Cuando tenía veintiséis, colaboré con Grillo della Paolera en la edición de Bioy Casares a la hora de escribir. Era un libro sobre escribir, era un libro sobre leer. Fui con Grillo varias veces a lo de Bioy. Le entregábamos los borradores, que volvían llenos de marcas, comentarios y correcciones. Bioy era un escritor riguroso y detallista, Bioy era un lector experto. La edición de ese libro de entrevistas fue para mí como un taller intensivo. En uno de esos encuentros, Bioy habló muy bien de un libro. Era A sus plantas rendido un león.

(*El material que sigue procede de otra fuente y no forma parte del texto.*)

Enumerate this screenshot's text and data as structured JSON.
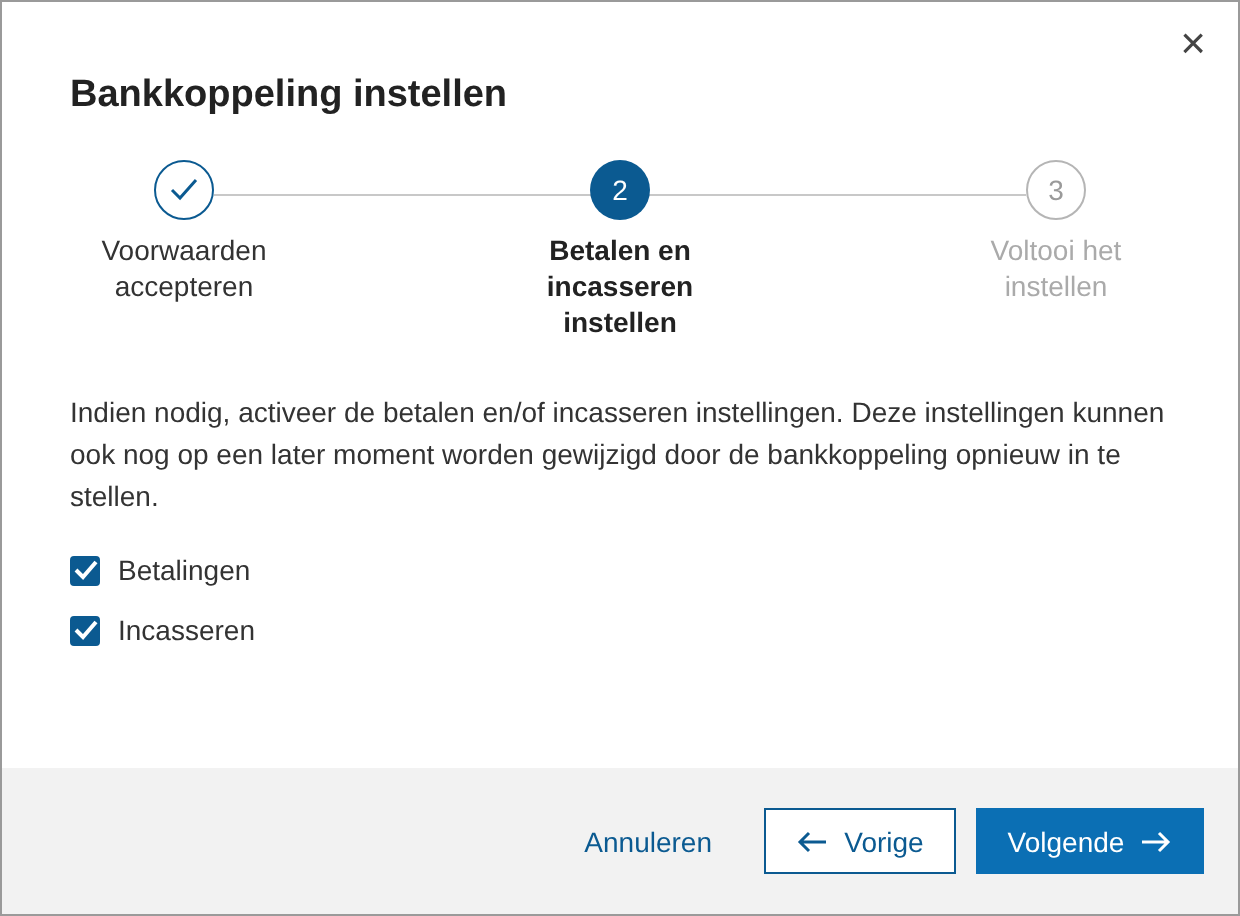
{
  "dialog": {
    "title": "Bankkoppeling instellen",
    "close": "×"
  },
  "steps": [
    {
      "label": "Voorwaarden accepteren",
      "kind": "done"
    },
    {
      "label": "Betalen en incasseren instellen",
      "number": "2",
      "kind": "current"
    },
    {
      "label": "Voltooi het instellen",
      "number": "3",
      "kind": "upcoming"
    }
  ],
  "description": "Indien nodig, activeer de betalen en/of incasseren instellingen. Deze instellingen kunnen ook nog op een later moment worden gewijzigd door de bankkoppeling opnieuw in te stellen.",
  "options": [
    {
      "label": "Betalingen",
      "checked": true
    },
    {
      "label": "Incasseren",
      "checked": true
    }
  ],
  "footer": {
    "cancel": "Annuleren",
    "back": "Vorige",
    "next": "Volgende"
  }
}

Estábamos sentados en su escritorio. Al hablar del libro arqueó las cejas, con ese gesto de asombro que ponía siempre al hablar de los libros que le gustaban. Me gustaría acordarme de lo que dijo, pero no puedo.

Me acuerdo, en cambio, de que al otro día salí corriendo a buscarlo, un poco por curiosidad y otro poco porque me apuraba a leer lo que Bioy y Grillo nombraban. Me compré la novela en la librería –que ya no existe– de una galería –que tampoco existe– que quedaba a la vuelta de mi casa –-que ya no es ésa–. La leí de un tirón y desde el principio me pareció absolutamente natural haber llegado a ese libro a través de Bioy. No era difícil entender por qué le había gustado.

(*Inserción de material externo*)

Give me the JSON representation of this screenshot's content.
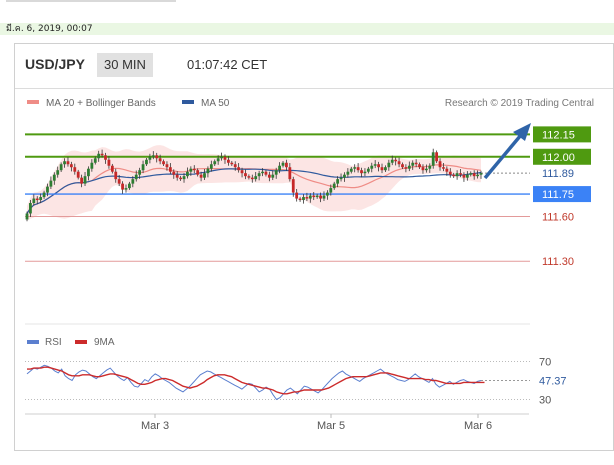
{
  "date_text": "มี.ค. 6, 2019, 00:07",
  "header": {
    "pair": "USD/JPY",
    "timeframe": "30 MIN",
    "time": "01:07:42 CET"
  },
  "legend": {
    "ma20_label": "MA 20 + Bollinger Bands",
    "ma50_label": "MA 50",
    "copyright": "Research © 2019 Trading Central"
  },
  "colors": {
    "up_candle": "#2e7d32",
    "down_candle": "#c62828",
    "ma20": "#ef8c86",
    "bollinger_fill": "#fbe1df",
    "ma50": "#2f5a9e",
    "level_green": "#4f9a10",
    "level_blue": "#3b82f6",
    "level_red": "#e39a9a",
    "arrow": "#2f64a8",
    "rsi": "#5b7fcf",
    "rsi_ma": "#cc2b2b"
  },
  "chart_data": [
    {
      "type": "candlestick",
      "title": "USD/JPY",
      "timeframe": "30 MIN",
      "x_ticks": [
        "Mar 3",
        "Mar 5",
        "Mar 6"
      ],
      "ylim": [
        111.0,
        112.3
      ],
      "grid": false,
      "legend_placement": "top-left",
      "last_price": 111.89,
      "levels": [
        {
          "label": "112.15",
          "value": 112.15,
          "kind": "resistance",
          "color": "#4f9a10"
        },
        {
          "label": "112.00",
          "value": 112.0,
          "kind": "resistance",
          "color": "#4f9a10"
        },
        {
          "label": "111.75",
          "value": 111.75,
          "kind": "pivot",
          "color": "#3b82f6"
        },
        {
          "label": "111.60",
          "value": 111.6,
          "kind": "support",
          "color": "#e39a9a"
        },
        {
          "label": "111.30",
          "value": 111.3,
          "kind": "support",
          "color": "#e39a9a"
        }
      ],
      "price_label": "111.89",
      "close": [
        111.62,
        111.69,
        111.72,
        111.71,
        111.73,
        111.76,
        111.8,
        111.84,
        111.88,
        111.91,
        111.95,
        111.97,
        111.95,
        111.93,
        111.9,
        111.86,
        111.82,
        111.87,
        111.92,
        111.96,
        111.99,
        112.02,
        112.01,
        111.98,
        111.94,
        111.9,
        111.85,
        111.82,
        111.78,
        111.79,
        111.82,
        111.85,
        111.88,
        111.91,
        111.95,
        111.98,
        112.0,
        112.01,
        111.99,
        111.97,
        111.95,
        111.93,
        111.9,
        111.88,
        111.86,
        111.85,
        111.87,
        111.9,
        111.92,
        111.91,
        111.88,
        111.86,
        111.89,
        111.92,
        111.95,
        111.97,
        111.99,
        112.0,
        111.98,
        111.96,
        111.95,
        111.93,
        111.91,
        111.89,
        111.87,
        111.86,
        111.85,
        111.87,
        111.89,
        111.9,
        111.88,
        111.86,
        111.88,
        111.91,
        111.94,
        111.96,
        111.93,
        111.85,
        111.76,
        111.72,
        111.71,
        111.73,
        111.72,
        111.74,
        111.73,
        111.74,
        111.72,
        111.74,
        111.76,
        111.79,
        111.82,
        111.85,
        111.86,
        111.88,
        111.9,
        111.92,
        111.93,
        111.91,
        111.89,
        111.9,
        111.92,
        111.94,
        111.95,
        111.93,
        111.91,
        111.93,
        111.96,
        111.98,
        111.97,
        111.95,
        111.93,
        111.92,
        111.94,
        111.96,
        111.95,
        111.93,
        111.91,
        111.92,
        111.94,
        112.03,
        111.97,
        111.93,
        111.92,
        111.9,
        111.88,
        111.87,
        111.89,
        111.88,
        111.86,
        111.88,
        111.89,
        111.87,
        111.88,
        111.89
      ]
    },
    {
      "type": "line",
      "title": "RSI",
      "series": [
        {
          "name": "RSI",
          "values": [
            57,
            60,
            63,
            62,
            64,
            66,
            65,
            63,
            60,
            58,
            62,
            55,
            52,
            50,
            56,
            59,
            61,
            60,
            57,
            54,
            52,
            55,
            58,
            61,
            63,
            59,
            55,
            52,
            50,
            53,
            48,
            44,
            43,
            47,
            51,
            49,
            54,
            57,
            55,
            52,
            50,
            48,
            45,
            42,
            40,
            38,
            41,
            44,
            48,
            52,
            56,
            58,
            60,
            59,
            57,
            55,
            53,
            51,
            49,
            47,
            45,
            43,
            41,
            44,
            47,
            46,
            42,
            38,
            40,
            43,
            41,
            35,
            30,
            32,
            36,
            40,
            42,
            39,
            36,
            40,
            44,
            43,
            41,
            39,
            37,
            40,
            44,
            48,
            52,
            55,
            58,
            60,
            57,
            55,
            53,
            51,
            49,
            52,
            54,
            56,
            58,
            60,
            62,
            59,
            57,
            55,
            53,
            51,
            50,
            49,
            51,
            54,
            57,
            54,
            52,
            50,
            48,
            52,
            46,
            43,
            45,
            47,
            49,
            46,
            48,
            50,
            51,
            49,
            48,
            47,
            49,
            50
          ]
        },
        {
          "name": "9MA",
          "values": [
            62,
            62,
            63,
            63,
            63,
            64,
            64,
            63,
            62,
            61,
            60,
            58,
            56,
            55,
            55,
            55,
            56,
            56,
            56,
            55,
            54,
            54,
            55,
            56,
            57,
            57,
            56,
            55,
            54,
            53,
            51,
            49,
            47,
            46,
            46,
            47,
            48,
            50,
            51,
            52,
            52,
            51,
            50,
            48,
            46,
            44,
            43,
            42,
            43,
            44,
            46,
            48,
            51,
            53,
            55,
            56,
            56,
            56,
            55,
            54,
            52,
            50,
            48,
            47,
            46,
            45,
            44,
            43,
            42,
            42,
            41,
            40,
            38,
            37,
            36,
            36,
            37,
            38,
            38,
            39,
            40,
            40,
            40,
            40,
            40,
            40,
            41,
            42,
            44,
            46,
            48,
            50,
            52,
            53,
            54,
            54,
            54,
            54,
            54,
            55,
            56,
            57,
            58,
            58,
            58,
            57,
            56,
            55,
            54,
            53,
            52,
            52,
            52,
            52,
            52,
            51,
            51,
            50,
            50,
            49,
            48,
            47,
            47,
            47,
            47,
            47,
            48,
            48,
            48,
            48,
            48,
            48,
            48
          ]
        }
      ],
      "levels": [
        70,
        30
      ],
      "level_labels": [
        "70",
        "30"
      ],
      "last_value_label": "47.37",
      "ylim": [
        20,
        80
      ]
    }
  ]
}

Para empezar, ya desde las primeras páginas había un desfile de lo mejor de las lecturas de la infancia: un país lejano, un personaje solitario y su amor imposible, animales que enloquecen, revoluciones y malentendidos, drogas que incitan a la angustia o la melancolía, aviones que despegan y se incendian como si nada y, planeando sobre todo, un héroe a contramano y su aventura. Pero eso, que era tanto, no era nada comparado con el resto. Bioy decía que si uno habla como argentino debe escribir como argentino y la novela de Soriano era la novela de un argentino que escribía como un argentino. Entre los párrafos de Bioy Casares a la hora de escribir, que yo tipeaba en la máquina portátil cada día, había uno que decía que cada tanto la vida “nos da una visión momentánea de algo que quiebra el orden de la realidad” y a mí me parecía que Soriano –y ésa era su vuelta de tuerca respecto de Bioy– escribía historias que pasaban en una realidad en la que el orden ya se había quebrado. Y había más pero era lo de menos. La verdad es que pienso casi todo esto ahora –igual que cuando armo una historia respetable pero falseada porque quiero contar un sueño–. Ese año leí a Soriano con la misma curiosidad con que leí libros de Stendhal, Bianco y otros escritores que Bioy y Grillo nombraban cuando apagábamos el grabador o en medio de una entrevista. Bioy y Grillo hablaban de libros todo el tiempo. Su entusiasmo era contagioso. Bioy había nombrado un libro buenísimo, se notaba además que Grillo lo conocía y ahora yo también tenía la suerte de conocerlo.

Pasaron unos años antes de que me enterara de que Soriano dividía las aguas entre los escritores de mi generación, que empecé a conocer entonces. Tanto empeño en atacarlo me parecía casi un despropósito y hasta me resultaba increíble. Si decía que había llegado a A sus plantas... por un comentario de Bioy, me miraban de costado porque en ese momento me enteré, además, de que Bioy también tenía sus rivales y allegados y que entre los de uno y los del otro no siempre se formaban equipos compatibles. La situación era un poco confusa pero no me parecía tan raro. Yo soy de ese tipo de personas que siempre llega un poco tarde a las fiestas y reuniones. Y ésta no era una excepción. Se notaba que había llegado con demora a algo que había empezado hacía bastante tiempo. En ese fuego cruzado de escritores que cruzaban escritores y me hacían entenderlos de manera diferente, seguía con las lecturas. En la lectura de sus libros parecían tan alejados de tanta discusión que al mismo tiempo los unía. Nuestros campeones desparejos. Los libros siempre enseñan algo que no puede explicarse tan fácil. Los libros y las cosas que pasan entre ellos.